Enrollment doubled: WTMC celebrates 20th anniversary

Caitlin Do, fi rst year Washtenaw Technical Middle College is a paralegal studies major with future plans to transfer to the University of Michigan

Caitlin Do, first year Washtenaw Technical Middle College, is a paralegal studies major with future plans to transfer to the University of Michigan.

By Jenelle Franklin
Editor

Washtenaw Technical Middle College students are part of the campus landscape at Washtenaw Community College. WTMC is the sole charter school affiliated with WCC, its students share the buildings and experiences of college life with the rest of the student population, creating a more age diverse campus.

WTMC is celebrating its 20th year in 2017 with 640 students enrolled. In eight years, the student body at WTMC has doubled. At the WCC board meeting on April 25, its contract was renewed for another five years.

“We are the fastest growing school in Washtenaw County,” Dean Karl Covert said.

Covert has found WTMC to be, “wonderful for students, creating meaningful opportunities for students,” he said.

“Students can come here in their ninth, 10th, or 11th grade years. Some students have never been to high school, they come straight from middle schools,” Katie Glupker middle college English teacher and student council adviser said.

The curriculum and rate of progression in WTMC is different than found in a traditional public high school Glupker said.

“We know that students progress at different rates,” Glupker said. “Some students come in and they are really strong in a subject so they are ready pretty quickly to take college level in that subject. Some students have a weak subject and so we keep them with us until they are ready to do college work.”

The large load of responsibilities being placed on WTMC students is not overlooked by Glupker. “We are asking a lot of a student to say, ‘before you graduate high school you have to do a college course’,” Glupker said.

WTMC students undergo skills training for assisting in the adult-filled classrooms during their transition period.
These are called “soft skills,” and are taught during the first five weeks of the semester. The system has levels and when completed, the students progress towards mastering all of the soft skills curriculum.

“These are different than academic skills. Things like: communication, being prepared for class, being responsible for your stuff, how do you talk to the instructor, how do you stay in class and not leave?” Glupker said.

Caitlin Do, 15, is a first year WTMC student. Do is a paralegal studies student with a transfer to the University of Michigan in her future plans.

When it comes to college vs. high school atmosphere in campus classrooms, “I was surprised that there were more similarities than differences,” Do said, “you realize that everyone is just a kind of a bigger high school student.”

The classroom environment of all ages, “is really amazing to me, how much we have in
common even though the age difference is so big,” Do said. Do giggled as she reported a classmate she regularly speaks with has a daughter older than her, “We focus more on character.”

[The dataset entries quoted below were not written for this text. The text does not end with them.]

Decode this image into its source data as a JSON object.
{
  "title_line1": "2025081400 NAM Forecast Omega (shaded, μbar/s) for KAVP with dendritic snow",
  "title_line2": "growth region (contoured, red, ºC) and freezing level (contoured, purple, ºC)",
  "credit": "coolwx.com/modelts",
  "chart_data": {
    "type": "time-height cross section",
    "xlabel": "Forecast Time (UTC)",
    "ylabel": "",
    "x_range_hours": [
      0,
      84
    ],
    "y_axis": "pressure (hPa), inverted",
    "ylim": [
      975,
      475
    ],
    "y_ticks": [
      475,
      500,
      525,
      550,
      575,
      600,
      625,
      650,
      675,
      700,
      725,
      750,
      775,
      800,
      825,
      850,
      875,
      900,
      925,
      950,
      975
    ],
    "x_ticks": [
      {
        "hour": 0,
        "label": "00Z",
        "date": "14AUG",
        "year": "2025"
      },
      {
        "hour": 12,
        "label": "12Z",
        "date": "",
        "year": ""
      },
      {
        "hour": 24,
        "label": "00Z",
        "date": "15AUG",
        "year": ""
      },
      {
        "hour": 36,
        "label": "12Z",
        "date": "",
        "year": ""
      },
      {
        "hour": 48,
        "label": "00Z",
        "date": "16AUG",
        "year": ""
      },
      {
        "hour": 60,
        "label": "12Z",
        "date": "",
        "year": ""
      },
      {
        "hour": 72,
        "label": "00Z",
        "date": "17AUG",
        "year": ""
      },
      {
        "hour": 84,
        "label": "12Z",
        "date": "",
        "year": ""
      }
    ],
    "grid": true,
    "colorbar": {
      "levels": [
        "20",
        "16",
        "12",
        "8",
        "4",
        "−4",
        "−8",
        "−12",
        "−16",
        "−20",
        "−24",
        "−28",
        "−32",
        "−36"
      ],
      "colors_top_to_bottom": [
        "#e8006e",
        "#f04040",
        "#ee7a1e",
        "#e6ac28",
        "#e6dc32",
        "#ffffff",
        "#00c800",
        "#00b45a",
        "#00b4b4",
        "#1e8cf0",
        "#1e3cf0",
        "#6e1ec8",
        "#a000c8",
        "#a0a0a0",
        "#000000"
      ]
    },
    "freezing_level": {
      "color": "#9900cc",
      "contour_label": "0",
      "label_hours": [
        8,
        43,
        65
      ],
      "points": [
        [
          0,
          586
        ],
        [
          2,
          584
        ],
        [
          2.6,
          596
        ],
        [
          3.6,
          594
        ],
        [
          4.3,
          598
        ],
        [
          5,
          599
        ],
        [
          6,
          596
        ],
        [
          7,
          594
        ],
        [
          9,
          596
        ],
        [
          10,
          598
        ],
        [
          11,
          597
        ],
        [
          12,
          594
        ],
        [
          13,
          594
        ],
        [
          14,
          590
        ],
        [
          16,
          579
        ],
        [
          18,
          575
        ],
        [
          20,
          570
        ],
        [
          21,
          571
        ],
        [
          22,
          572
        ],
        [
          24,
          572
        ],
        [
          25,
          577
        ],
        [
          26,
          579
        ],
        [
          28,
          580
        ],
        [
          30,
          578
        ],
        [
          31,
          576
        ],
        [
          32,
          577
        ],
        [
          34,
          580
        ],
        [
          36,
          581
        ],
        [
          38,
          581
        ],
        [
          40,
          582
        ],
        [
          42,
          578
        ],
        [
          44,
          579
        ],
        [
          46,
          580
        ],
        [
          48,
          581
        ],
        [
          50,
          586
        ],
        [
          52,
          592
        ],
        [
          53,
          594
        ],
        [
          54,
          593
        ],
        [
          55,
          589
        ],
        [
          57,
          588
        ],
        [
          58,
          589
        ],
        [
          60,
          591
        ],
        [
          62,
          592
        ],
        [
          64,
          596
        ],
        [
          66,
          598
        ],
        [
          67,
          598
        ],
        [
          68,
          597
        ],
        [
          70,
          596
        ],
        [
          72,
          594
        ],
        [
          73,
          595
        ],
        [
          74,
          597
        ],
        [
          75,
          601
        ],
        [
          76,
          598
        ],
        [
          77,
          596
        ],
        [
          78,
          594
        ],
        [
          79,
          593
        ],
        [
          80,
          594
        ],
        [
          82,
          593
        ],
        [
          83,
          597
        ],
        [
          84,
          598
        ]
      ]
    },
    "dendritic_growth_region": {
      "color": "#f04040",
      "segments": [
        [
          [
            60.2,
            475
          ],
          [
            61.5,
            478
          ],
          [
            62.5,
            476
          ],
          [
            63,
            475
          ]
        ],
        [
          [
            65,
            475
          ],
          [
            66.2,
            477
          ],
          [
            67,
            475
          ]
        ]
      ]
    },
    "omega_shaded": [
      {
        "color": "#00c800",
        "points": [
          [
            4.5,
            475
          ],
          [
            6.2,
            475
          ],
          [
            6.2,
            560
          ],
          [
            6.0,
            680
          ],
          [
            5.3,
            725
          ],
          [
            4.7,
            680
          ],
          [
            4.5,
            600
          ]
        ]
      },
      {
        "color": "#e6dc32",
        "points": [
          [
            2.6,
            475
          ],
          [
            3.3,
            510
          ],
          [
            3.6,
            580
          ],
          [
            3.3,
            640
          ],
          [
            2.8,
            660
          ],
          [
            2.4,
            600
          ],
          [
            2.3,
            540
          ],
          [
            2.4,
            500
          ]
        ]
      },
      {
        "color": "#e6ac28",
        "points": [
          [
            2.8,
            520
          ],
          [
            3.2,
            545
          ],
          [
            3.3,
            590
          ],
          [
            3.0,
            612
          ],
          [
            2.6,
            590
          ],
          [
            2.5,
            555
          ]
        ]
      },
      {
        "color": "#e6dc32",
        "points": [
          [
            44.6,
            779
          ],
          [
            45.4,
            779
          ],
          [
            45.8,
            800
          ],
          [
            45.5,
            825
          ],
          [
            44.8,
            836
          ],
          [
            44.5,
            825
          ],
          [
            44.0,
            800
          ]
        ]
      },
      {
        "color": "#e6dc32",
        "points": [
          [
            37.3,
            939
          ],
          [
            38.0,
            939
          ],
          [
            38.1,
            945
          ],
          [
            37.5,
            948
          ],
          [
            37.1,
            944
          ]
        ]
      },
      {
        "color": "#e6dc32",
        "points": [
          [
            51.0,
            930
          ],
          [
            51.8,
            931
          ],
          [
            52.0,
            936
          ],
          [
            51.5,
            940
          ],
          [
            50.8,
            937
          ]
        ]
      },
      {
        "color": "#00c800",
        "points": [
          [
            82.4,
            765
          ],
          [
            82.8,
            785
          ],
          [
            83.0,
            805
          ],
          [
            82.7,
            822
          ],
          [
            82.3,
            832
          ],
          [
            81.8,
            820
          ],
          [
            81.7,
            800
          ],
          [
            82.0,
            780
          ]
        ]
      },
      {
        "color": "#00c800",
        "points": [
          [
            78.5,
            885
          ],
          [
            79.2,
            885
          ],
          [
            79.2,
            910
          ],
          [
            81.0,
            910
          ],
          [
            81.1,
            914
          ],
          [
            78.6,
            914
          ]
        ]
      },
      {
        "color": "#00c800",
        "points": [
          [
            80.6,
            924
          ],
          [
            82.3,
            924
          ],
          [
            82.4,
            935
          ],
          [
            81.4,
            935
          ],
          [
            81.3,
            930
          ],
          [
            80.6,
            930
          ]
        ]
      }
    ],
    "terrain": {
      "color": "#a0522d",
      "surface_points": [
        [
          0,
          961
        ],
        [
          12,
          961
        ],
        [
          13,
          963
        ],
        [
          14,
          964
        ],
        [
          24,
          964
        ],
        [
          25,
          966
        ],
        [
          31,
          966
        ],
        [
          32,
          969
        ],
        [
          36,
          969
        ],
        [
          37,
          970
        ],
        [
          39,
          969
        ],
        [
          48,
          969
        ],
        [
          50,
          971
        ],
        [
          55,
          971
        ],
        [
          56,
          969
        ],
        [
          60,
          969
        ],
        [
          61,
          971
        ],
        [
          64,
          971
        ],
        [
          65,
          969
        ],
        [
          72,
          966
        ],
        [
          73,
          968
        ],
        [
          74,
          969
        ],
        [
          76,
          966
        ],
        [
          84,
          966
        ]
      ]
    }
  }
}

“I love (WTMC), the mature environment, the big education focus, not as cliquey as other schools,” Kaylee Guzi said.

Guzi, 17, moved to Michigan two years ago. Previously from Redding, California, Guzi is in her first year at WTMC, studying 3D animation. Her 30-minute drive is worth the experience Guzi mentioned. She first attended Dexter high school, and admits she has enjoyed her time in Michigan more on WCC’s campus.

“There are classes you can choose yourself, degrees you can pursue and you can pretty much set up your schedule how ever you want to…It prepares you for college better,” Guzi said.

Guzi has 82 credits to complete at WCC, which will be a three-year process she said. Guzi has gotten advice from staff and has her own wisdom to share after her first semester earning college credit, “Turn everything in early, it gets stressful when you wait until the last minute.”

WTMC students are able to participate in campus clubs and activities. Clubs, family, friends and school work can fill up a student’s plate quickly. Do found that opportunity was also a burden, “I did have a couple clubs
going on, but I had to leave those temporarily, it started to get over whelming for me. I had to get in the feel of the college schedule, but hopefully will be going back to those clubs soon.”

“When my grades on specific quizzes or tests started to get a little lower than I wanted them to be, before it got to the point where it would hurt my grade overall, I started to back off. Now I feel like I am so much better at scheduling,” Do said.

Kamal Khatib, 16, is a first year WTMC student, who just completed his second semester on campus. He is a pre-law student who admires the teaching style and commitment to students he has found with his math teacher Mr. Linford.

“Mr. Linford really connects with his students, I think he is a great teacher, and Ms. Glupker too,” Khatib said.

Khatib spends free time outside of class on the basketball courts of the fitness center across the street from campus. His attachment to WTMC grew when his older sister attended and he saw her success develop.

“My sister went here, and now she is in medical school and doing really well,” Khatib said. He also sees his younger sister attending when she gets older.

Khatib previously attended Central Academy, where he would have stayed if not for his chance to experience a college-learning environment.

“The students here have more freedom, in my old school you raise your hand, don’t talk, can’t get out of place. Two bathroom passes per semester. You have more freedom and more room to talk here,” Khatib said. “I think you learn better this way.”